Observing the infrared universe
The European contribution is led by Professor Gillian Wright, Director of STFC’s UK ATC in Edinburgh, she said: "Another fantastic moment in MIRI’s amazing journey. The team is delighted that the coolest instrument on Webb is now also aligned to Webb’s mirrors and functioning.

"Using MIRI, we will be able to observe the infrared universe in a way that has never been possible before. There are still several months of detailed testing and calibration to go before we see the first science from MIRI, but this is tremendous news and a real achievement for the entire MIRI team."

Fantastic voyage
It was the first of Webb’s instruments to be delivered to NASA in 2012, where it was integrated into the larger telescope with continuous testing at every stage.

Webb launched on board ESA’s Ariane 5 rocket from French Guiana on Christmas Day 2021. It then spent a month travelling through space before reaching its new home in orbit one million miles from Earth.

The commissioning team have spent the intervening weeks working on aligning the 18 mirror segments and cooling down the scientific instruments.

Scientists and engineers from STFC’s UK ATC and RAL Space are actively involved in the complex commissioning process. Working alongside international colleagues at the Space Telescope Science Institute in Baltimore, they monitor and command MIRI and Webb in shifts, 24 hours a day.

MIRI can see at longer wavelengths than the other instruments on Webb, and is capable of peering through the dust clouds that surround newly formed stars and planets.

By looking at infrared radiation, the Webb instruments including MIRI can effectively look back billions of years in time to study the very beginnings of the universe.

MIRI is one of four scientific instruments on Webb, the largest most powerful telescope ever launched into space.

Webb’s mission to explore the universe is led by:

  • NASA
  • the European Space Agency (ESA)
  • the Canadian Space Agency.

International collaboration
MIRI is an international project that was designed, built and tested by a European consortium of ten member countries, led by the UK in partnership with NASA JPL.

To enable MIRI to take images required a truly international effort. The spectrometer channel requires light coming from input optics developed in Belgium entering UK ATC-built image slicers and pre-optics, feeding into a spectrometer developed in the Netherlands and landing on a US detector.

Similarly the imager channel is fed light from the same input optics, with light going into camera optics developed in France.

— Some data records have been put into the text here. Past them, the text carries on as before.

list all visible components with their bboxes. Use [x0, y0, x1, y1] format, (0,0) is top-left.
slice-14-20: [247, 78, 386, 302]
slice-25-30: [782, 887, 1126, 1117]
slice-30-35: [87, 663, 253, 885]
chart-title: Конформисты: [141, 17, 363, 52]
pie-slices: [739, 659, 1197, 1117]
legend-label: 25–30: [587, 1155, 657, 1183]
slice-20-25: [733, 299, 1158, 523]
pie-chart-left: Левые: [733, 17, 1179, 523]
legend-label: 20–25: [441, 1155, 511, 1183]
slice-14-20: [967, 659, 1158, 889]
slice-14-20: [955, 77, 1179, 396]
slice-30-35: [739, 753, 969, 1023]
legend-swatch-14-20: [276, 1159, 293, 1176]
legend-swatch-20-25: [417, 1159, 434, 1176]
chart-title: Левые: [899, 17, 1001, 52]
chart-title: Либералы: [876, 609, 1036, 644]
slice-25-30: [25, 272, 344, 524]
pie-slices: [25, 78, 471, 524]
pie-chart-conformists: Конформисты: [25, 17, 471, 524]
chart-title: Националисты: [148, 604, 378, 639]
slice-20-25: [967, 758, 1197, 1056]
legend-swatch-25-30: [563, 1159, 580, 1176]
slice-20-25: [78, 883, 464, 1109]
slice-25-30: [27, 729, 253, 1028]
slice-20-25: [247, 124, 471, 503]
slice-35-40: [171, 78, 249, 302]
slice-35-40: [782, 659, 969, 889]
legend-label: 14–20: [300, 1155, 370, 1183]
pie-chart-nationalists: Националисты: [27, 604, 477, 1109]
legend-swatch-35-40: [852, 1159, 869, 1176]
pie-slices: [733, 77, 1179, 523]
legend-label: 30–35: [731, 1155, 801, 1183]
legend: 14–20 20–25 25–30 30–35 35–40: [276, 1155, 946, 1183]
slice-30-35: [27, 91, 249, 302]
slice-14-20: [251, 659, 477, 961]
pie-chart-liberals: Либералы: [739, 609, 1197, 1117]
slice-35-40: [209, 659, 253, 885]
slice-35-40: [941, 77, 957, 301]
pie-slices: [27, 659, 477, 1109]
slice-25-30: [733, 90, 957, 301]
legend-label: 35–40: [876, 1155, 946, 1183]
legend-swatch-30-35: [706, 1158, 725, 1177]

Inside the camera there is a filter wheel mechanism, that was developed in Germany. This precisely places into the beam a selection of colour filters, masks for the coronagraphs, or a prism for low resolution spectroscopy. Finally the light arrives perfectly in focus at another US provided detector.

All of that light has arrived in position, in focus.

All of MIRI is held correctly in position relative to the telescope by a thermally isolating hexapod developed in Denmark. Although it is an engineering image for the telescope alignment, these first measurements have also provided the MIRI team with some preliminary information about the flight instrument.

The MIRI development has been funded by the UK Space Agency and STFC, part of UK Research and Innovation (UKRI) and ESA.

Caroline Harper, Head of Space Science at the UK Space Agency, said: "MIRI and the other instruments on Webb will revolutionise our understanding of the universe. This is due to the skills, expertise and dedication of scientists and engineers from across the UK, which will put British science at the forefront of the exciting new discoveries set to be made by Webb over the next decade."

Over the next few months each instrument will undergo final calibration. MIRI’s systems will be tested, data will be analysed and final adjustments will be made before we see the first spectacular images of the cosmos from Webb this summer.